Implementing these ideas in Python is relatively straightforward. The code below replaces the one-letter variables with some more readable ones and bundles the model variables in a class.
def viterbi(model, obs):
n = len(model.hidden_sts)
m = len(model.visible_sts)
t = len(obs)
memo_prob = [0] * n
memo_sol = [[None] * n for x in range(t)]
# Handle base case
for j in range(n):
obs_prob = model.obs_prob[j][obs[0]]
memo_prob[j] = model.ini_prob[j] * obs_prob
for i in range(1, t):
new_memo_prob = [0] * n
for j in range(n):
max_prob = 0
best_k = None
for k in range(n):
prob = memo_prob[k] * model.trans_prob[k][j]
if prob > max_prob:
max_prob = prob
best_k = k
obs_prob = model.obs_prob[j][obs[i]]
new_memo_prob[j] = max_prob * obs_prob
memo_sol[i][j] = best_k
memo_prob = new_memo_prob
# Recover solution
curr_st = 0
for j in range(1, n):
if memo_prob[curr_st] < memo_prob[j]:
curr_st = j
sol = [curr_st]
for i in range(t - 1, 0, -1):
curr_st = memo_sol[i][curr_st]
sol.append(curr_st)
# Need to reverse since we backtracked
sol = sol[::-1]
return [model.hidden_sts[x] for x in sol]
Wikipedia has a nice toy example for testing our code. Quoting it [1]:
Consider a village where all villagers are either healthy or have a fever and only the village doctor can determine whether each has a fever. The doctor diagnoses fever by asking patients how they feel. The villagers may only answer that they feel normal, dizzy, or cold.

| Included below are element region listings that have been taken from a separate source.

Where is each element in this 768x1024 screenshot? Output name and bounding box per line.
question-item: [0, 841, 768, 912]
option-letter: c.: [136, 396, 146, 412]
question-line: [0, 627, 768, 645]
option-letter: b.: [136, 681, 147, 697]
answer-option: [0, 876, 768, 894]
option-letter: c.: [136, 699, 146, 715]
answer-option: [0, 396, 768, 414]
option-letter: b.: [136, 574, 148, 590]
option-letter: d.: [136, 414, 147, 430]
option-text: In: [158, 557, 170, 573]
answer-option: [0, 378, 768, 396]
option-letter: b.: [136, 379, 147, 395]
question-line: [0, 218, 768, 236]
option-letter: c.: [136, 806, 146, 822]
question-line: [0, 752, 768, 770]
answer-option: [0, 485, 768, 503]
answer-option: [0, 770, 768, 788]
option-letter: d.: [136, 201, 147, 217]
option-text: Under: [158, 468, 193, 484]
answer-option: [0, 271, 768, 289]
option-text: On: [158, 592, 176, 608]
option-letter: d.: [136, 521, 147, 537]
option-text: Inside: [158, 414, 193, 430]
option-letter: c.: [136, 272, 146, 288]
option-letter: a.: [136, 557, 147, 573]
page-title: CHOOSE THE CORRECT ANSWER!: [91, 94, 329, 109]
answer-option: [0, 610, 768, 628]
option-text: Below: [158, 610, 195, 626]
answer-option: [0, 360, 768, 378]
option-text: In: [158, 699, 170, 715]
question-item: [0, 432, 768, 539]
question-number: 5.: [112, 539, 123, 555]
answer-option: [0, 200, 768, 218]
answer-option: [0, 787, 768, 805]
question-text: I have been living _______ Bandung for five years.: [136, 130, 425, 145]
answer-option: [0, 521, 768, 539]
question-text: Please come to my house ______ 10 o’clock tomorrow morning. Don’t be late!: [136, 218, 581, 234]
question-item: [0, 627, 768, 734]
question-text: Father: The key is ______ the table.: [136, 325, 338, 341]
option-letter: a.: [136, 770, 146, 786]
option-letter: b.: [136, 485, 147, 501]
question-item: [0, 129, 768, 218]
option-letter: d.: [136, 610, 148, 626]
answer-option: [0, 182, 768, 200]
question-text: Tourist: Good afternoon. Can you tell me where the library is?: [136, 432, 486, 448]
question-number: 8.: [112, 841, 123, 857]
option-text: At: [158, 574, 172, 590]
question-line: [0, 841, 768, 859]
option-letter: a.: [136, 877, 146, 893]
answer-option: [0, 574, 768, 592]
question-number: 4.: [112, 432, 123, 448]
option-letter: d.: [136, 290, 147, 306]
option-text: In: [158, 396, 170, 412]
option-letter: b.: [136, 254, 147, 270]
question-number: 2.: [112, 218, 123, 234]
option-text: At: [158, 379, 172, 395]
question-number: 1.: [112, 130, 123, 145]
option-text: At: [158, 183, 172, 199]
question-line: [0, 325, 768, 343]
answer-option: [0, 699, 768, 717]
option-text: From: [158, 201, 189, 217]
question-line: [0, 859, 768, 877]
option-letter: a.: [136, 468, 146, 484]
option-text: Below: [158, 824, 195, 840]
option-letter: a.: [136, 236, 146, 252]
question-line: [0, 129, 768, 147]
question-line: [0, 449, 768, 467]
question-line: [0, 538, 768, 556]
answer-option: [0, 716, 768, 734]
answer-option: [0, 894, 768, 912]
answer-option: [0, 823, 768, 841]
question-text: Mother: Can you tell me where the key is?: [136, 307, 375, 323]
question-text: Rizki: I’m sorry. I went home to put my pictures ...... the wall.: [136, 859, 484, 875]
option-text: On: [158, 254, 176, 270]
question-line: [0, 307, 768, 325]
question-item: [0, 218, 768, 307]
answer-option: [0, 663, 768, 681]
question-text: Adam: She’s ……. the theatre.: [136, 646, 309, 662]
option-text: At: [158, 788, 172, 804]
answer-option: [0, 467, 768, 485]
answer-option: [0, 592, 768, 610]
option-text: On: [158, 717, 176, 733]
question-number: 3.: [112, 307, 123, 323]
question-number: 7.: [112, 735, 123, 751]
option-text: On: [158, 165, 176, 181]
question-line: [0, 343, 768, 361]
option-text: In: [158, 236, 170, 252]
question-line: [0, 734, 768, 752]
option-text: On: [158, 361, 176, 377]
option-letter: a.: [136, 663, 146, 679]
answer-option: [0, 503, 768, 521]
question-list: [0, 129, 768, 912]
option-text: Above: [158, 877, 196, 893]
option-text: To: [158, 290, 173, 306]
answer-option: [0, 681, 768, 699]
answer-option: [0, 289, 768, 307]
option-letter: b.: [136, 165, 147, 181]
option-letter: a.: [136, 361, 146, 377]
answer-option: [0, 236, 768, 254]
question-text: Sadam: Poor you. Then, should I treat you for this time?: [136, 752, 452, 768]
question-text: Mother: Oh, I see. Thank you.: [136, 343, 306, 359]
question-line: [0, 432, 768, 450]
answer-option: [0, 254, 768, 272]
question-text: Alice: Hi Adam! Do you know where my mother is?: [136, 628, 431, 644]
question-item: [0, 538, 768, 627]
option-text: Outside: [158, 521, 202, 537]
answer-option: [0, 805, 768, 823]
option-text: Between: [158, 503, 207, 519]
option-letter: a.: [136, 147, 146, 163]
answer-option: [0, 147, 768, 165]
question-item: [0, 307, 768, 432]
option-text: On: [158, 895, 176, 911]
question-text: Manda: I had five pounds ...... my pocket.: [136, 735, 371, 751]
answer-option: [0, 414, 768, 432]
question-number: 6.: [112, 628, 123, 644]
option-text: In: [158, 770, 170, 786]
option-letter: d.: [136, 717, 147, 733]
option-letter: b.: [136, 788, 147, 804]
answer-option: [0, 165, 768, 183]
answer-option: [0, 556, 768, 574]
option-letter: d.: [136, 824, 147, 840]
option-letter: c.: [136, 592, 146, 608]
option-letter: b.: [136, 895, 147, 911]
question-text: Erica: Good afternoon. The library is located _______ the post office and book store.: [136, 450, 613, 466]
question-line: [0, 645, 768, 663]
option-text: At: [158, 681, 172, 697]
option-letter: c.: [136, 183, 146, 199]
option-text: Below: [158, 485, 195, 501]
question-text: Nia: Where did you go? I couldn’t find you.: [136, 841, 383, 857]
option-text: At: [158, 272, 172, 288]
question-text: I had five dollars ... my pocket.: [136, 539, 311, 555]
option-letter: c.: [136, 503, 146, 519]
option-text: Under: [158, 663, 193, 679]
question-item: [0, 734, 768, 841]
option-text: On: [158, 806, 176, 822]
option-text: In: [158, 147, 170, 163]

The doctor believes that the health condition of his patients operates as a discrete Markov chain. There are two states, “Healthy” and “Fever”, but the doctor cannot observe them directly; they are hidden from him. On each day, there is a certain chance that the patient will tell the doctor he is “normal”, “cold”, or “dizzy”, depending on their health condition.
It then provides the following parameters for the model:
model = HMM(
hidden_sts=["healthy", "fever"],
visible_sts=["normal", "cold", "dizzy"],
trans_prob=[[0.7, 0.3], [0.4, 0.6]],
obs_prob=[[0.5, 0.4, 0.1], [0.1, 0.3, 0.6]],
ini_prob=[0.6, 0.4],
)
which is depicted in the diagram below:
We can run our algorithm with the sample observations:
obs = [0, 1, 2]
print(viterbi(model, obs))
To get
['healthy', 'healthy', 'fever']
I learned about Viterbi’s Algorithm while studing HMMs in the context of speech recognition [3], which is my main topic of study this year.
The Wikipedia entry for this subject [1] is very good, so I was able to base my post entired off that. I found that the algorithm itself is not very complicated.